Ginny had crept closer to hear what he was saying until she was almost right next to him. She nodded and looked first at Boyle and then at me. “I’ve been saying that,” she said.
She turned to me and said, “I’ve been telling you that for a long time, Roberto.”
“Not now, Ginny,” I said.
Michael Boyle’s smile widened as he looked her up and down.
“Who’s this little firecracker?” he asked.
“My girl, Ginny,” I said.
Boyle tipped his hat and in that instant I saw Ginny buy everything he had to say hook, line, and sinker. That smile of his stretched from ear to ear, and as she blushed I could see her falling for his charm.
“What are you talking about?” I asked. “You and I both chose this life. It’s what we do.”
“Don’t mean we’re both cut out for it,” Boyle said. “It’s never gonna be as good for you as it was in that first fight, and we both know how that turned out. You need to save yourself the trouble. Throw in the towel after a couple of rounds. Take the money and go home. Take the money and walk away while you still can.”
“That’s what I’ve b
een saying,” Ginny said.
“Smart girl,” Boyle said.
“Roberto needs to put down roots,” she said. “Find a job where he doesn’t put himself in danger all the time. A job where he can make something of himself. Make a living. Raise a family. Start a new life.”
Boyle shook his head. “She’s a talker, huh?”
“You don’t know the half of it,” I said.
“You should listen to your girl,” Boyle said.
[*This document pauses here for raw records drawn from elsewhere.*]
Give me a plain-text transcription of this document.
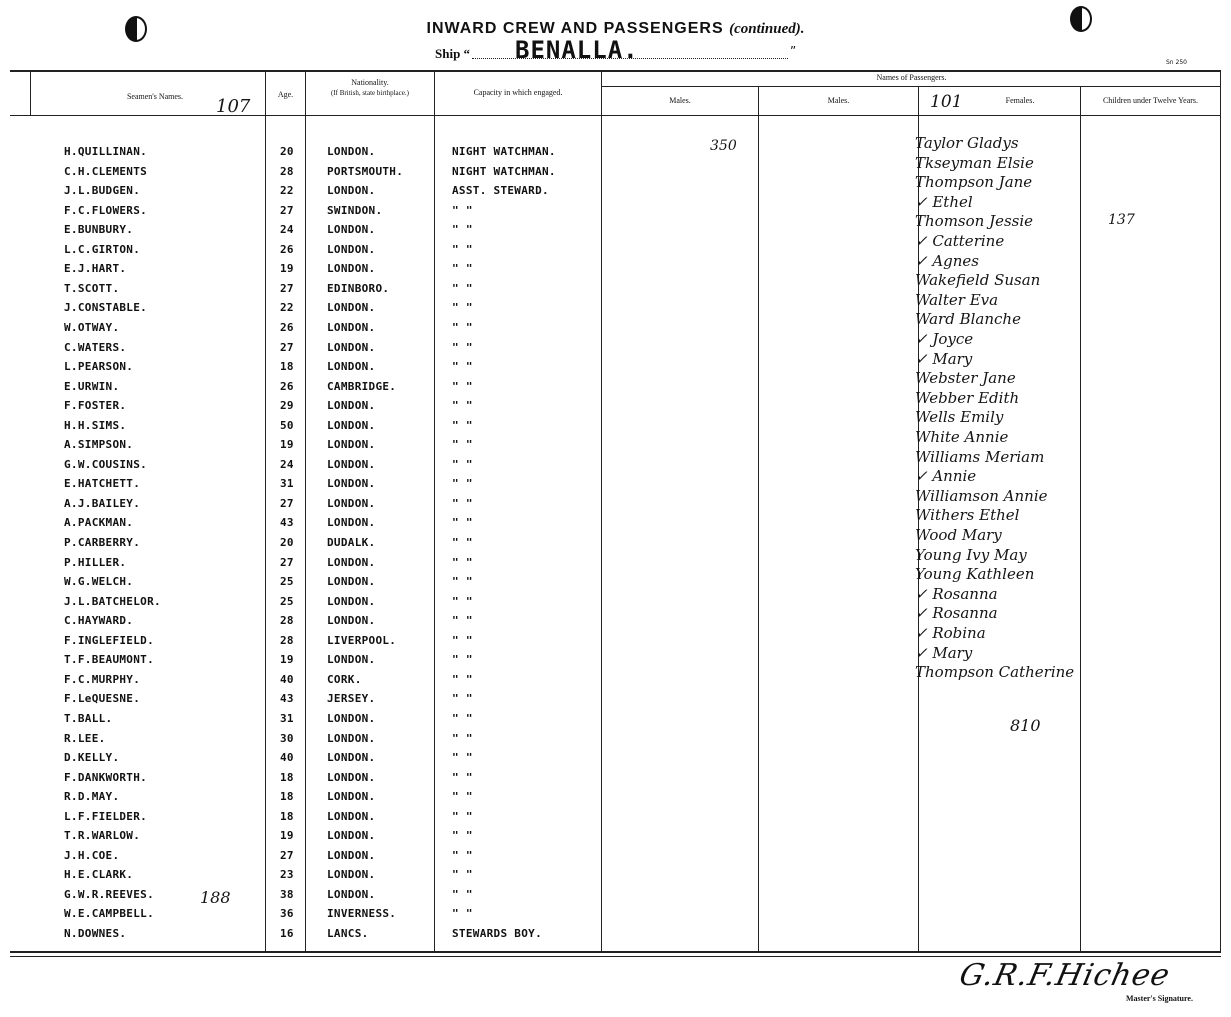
INWARD CREW AND PASSENGERS (continued).
Ship “ BENALLA.	”
Sn 250
Seamen's Names.	Age.
Nationality.
(If British, state birthplace.)	Capacity in which engaged.
Names of Passengers.
Males.	Males.	Females.	Children under Twelve Years.
107	101
350
137
810
188
H.QUILLINAN.	20	LONDON.	NIGHT WATCHMAN.
C.H.CLEMENTS	28	PORTSMOUTH.	NIGHT WATCHMAN.
J.L.BUDGEN.	22	LONDON.	ASST. STEWARD.
F.C.FLOWERS.	27	SWINDON.	" "
E.BUNBURY.	24	LONDON.	" "
L.C.GIRTON.	26	LONDON.	" "
E.J.HART.	19	LONDON.	" "
T.SCOTT.	27	EDINBORO.	" "
J.CONSTABLE.	22	LONDON.	" "
W.OTWAY.	26	LONDON.	" "
C.WATERS.	27	LONDON.	" "
L.PEARSON.	18	LONDON.	" "
E.URWIN.	26	CAMBRIDGE.	" "
F.FOSTER.	29	LONDON.	" "
H.H.SIMS.	50	LONDON.	" "
A.SIMPSON.	19	LONDON.	" "
G.W.COUSINS.	24	LONDON.	" "
E.HATCHETT.	31	LONDON.	" "
A.J.BAILEY.	27	LONDON.	" "
A.PACKMAN.	43	LONDON.	" "
P.CARBERRY.	20	DUDALK.	" "
P.HILLER.	27	LONDON.	" "
W.G.WELCH.	25	LONDON.	" "
J.L.BATCHELOR.	25	LONDON.	" "
C.HAYWARD.	28	LONDON.	" "
F.INGLEFIELD.	28	LIVERPOOL.	" "
T.F.BEAUMONT.	19	LONDON.	" "
F.C.MURPHY.	40	CORK.	" "
F.LeQUESNE.	43	JERSEY.	" "
T.BALL.	31	LONDON.	" "
R.LEE.	30	LONDON.	" "
D.KELLY.	40	LONDON.	" "
F.DANKWORTH.	18	LONDON.	" "
R.D.MAY.	18	LONDON.	" "
L.F.FIELDER.	18	LONDON.	" "
T.R.WARLOW.	19	LONDON.	" "
J.H.COE.	27	LONDON.	" "
H.E.CLARK.	23	LONDON.	" "
G.W.R.REEVES.	38	LONDON.	" "
W.E.CAMPBELL.	36	INVERNESS.	" "
N.DOWNES.	16	LANCS.	STEWARDS BOY.
Taylor Gladys
Tkseyman Elsie
Thompson Jane
✓ Ethel
Thomson Jessie
✓ Catterine
✓ Agnes
Wakefield Susan
Walter Eva
Ward Blanche
✓ Joyce
✓ Mary
Webster Jane
Webber Edith
Wells Emily
White Annie
Williams Meriam
✓ Annie
Williamson Annie
Withers Ethel
Wood Mary
Young Ivy May
Young Kathleen
✓ Rosanna
✓ Rosanna
✓ Robina
✓ Mary
Thompson Catherine
G.R.F.Hichee
Master's Signature.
“I’m not throwing in nothing,” I said. “I’ve got just as much of a reason to be in that ring as you do. Got as much of a chance to win. The only difference is that I do things on the up and up.”
Boyle stepped forward. “What’s that mean?”
“Means I don’t have to cheat to win.”
At that moment Frankie put his shoulder into me and pushed me backwards, getting between us before we could take any more steps towards each other. Boyle’s smile had lost its warmth and his eyes narrowed. His hands hung at his side where he had squeezed them into fists.
Gold took a couple of steps towards us, saying, “Think cooler heads need to prevail here, boys.”
“Just because you say something doesn’t make it true,” Boyle said. “You’re just finding excuses to hide the fact that I whipped your ass the last time we fought. I’m gonna beat your ass again this time.”
“I’ve been waiting a long time to even the score,” I told him.
“Too bad you wasted all that time,” Boyle said.
In that moment, I felt the rage that had been simmering all these years boil to the surface. I wanted to drive my fist into Michael Boyle’s face. Forget all the rules about good sportsmanship and doing the right things Father Tim had taught me. I wanted to hurt him. Make him pay for everything anybody had ever done to me. I tightened my hand into a fist but before I could draw it back, I felt Frankie clamp a heavy hand on my shoulder.
“Gonna have to wait a couple more days,” he said. “Have to wait until you get in the ring to settle all those old scores.”